Won’t they still shop in your town, send their kids to your schools, and support your local nonprofit and cultural communities?
Housing in your town might not work for a particular employee class, but wouldn’t the wider housing market of multiple communities broaden the options and eliminate the obstacle?
If your town has the perfect facility, but the specialized talent is more available near the regional university, doesn’t it make sense to present the entire region as the labor shed for the new business?
Create a Bigger Pie
Collaborating regionally is the key to nurturing a more effective and balanced economy. This approach recognizes and addresses the fact that political jurisdictions overlap and even conflict with each other, missing better possible outcomes for all.
Strategic collaboration gets beyond individual jurisdictions, allowing multiple communities to effectively leverage their collective assets, overcome individual shortcomings, and achieve economic growth in ways not possible by acting alone or at cross purposes.
For individuals and businesses, the region is the functional unit in which they live and operate. Many of us wake up in one city, work in another, and dine, shop and play in many. We regularly drive across city and county borders without a thought or a care.

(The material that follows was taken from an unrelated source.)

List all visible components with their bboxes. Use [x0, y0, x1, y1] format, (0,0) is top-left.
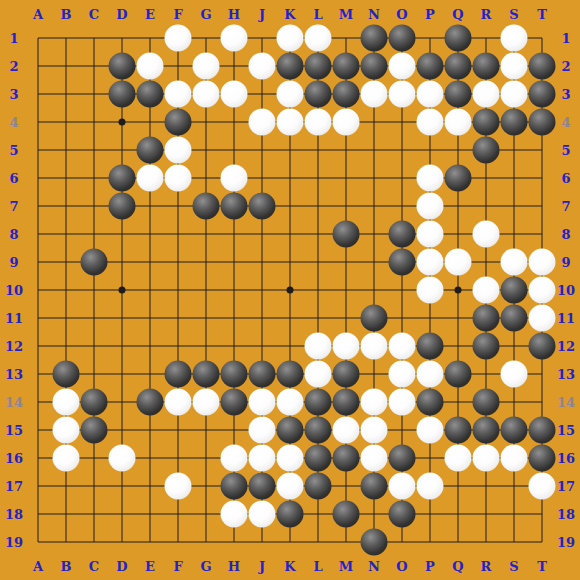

Our businesses serve marketplaces, both large and small, that depend upon suppliers, workers and customers who rarely reside in a single jurisdiction. Other challenging issues, such as greenhouse gas emissions to homelessness, have no regard for traditional jurisdictional boundaries.
So, why don’t we work to nurture a regional economy instead of staying focused on one city?
Too often, economic development efforts pit communities against each other, driven by a philosophy of scarcity and competition, resulting in an environment where communities are fighting one another for the biggest slice of the pie.
Regional collaboration invites communities to collaborate in a philosophy of abundance where the focus is not on fighting for a bigger slice of the pie, but working together to create a bigger pie.
Regional Approach
Chambers are the perfect place to start building a collaborative regional approach. We know how to build coalitions of diverse interests, convene leaders from multiple community elements, and create the trust needed to make collaboration work.
A regional approach needs to embody traits described by words such as “strategic,” “consensus,” “transparent communication,” “honest broker,” “proactive,” and “resourceful.” Those words to me describe chambers.
Unless the community your chamber serves is either highly remote or large enough to truly be “all things,” it’s time to pull the neighbors together, build a culture of collaboration, and get to work building an amazing regional economy!
Glenn Morris, ACE, is president and CEO of the Santa Maria Valley (CA) Chamber of Commerce and Visitor & Convention Bureau.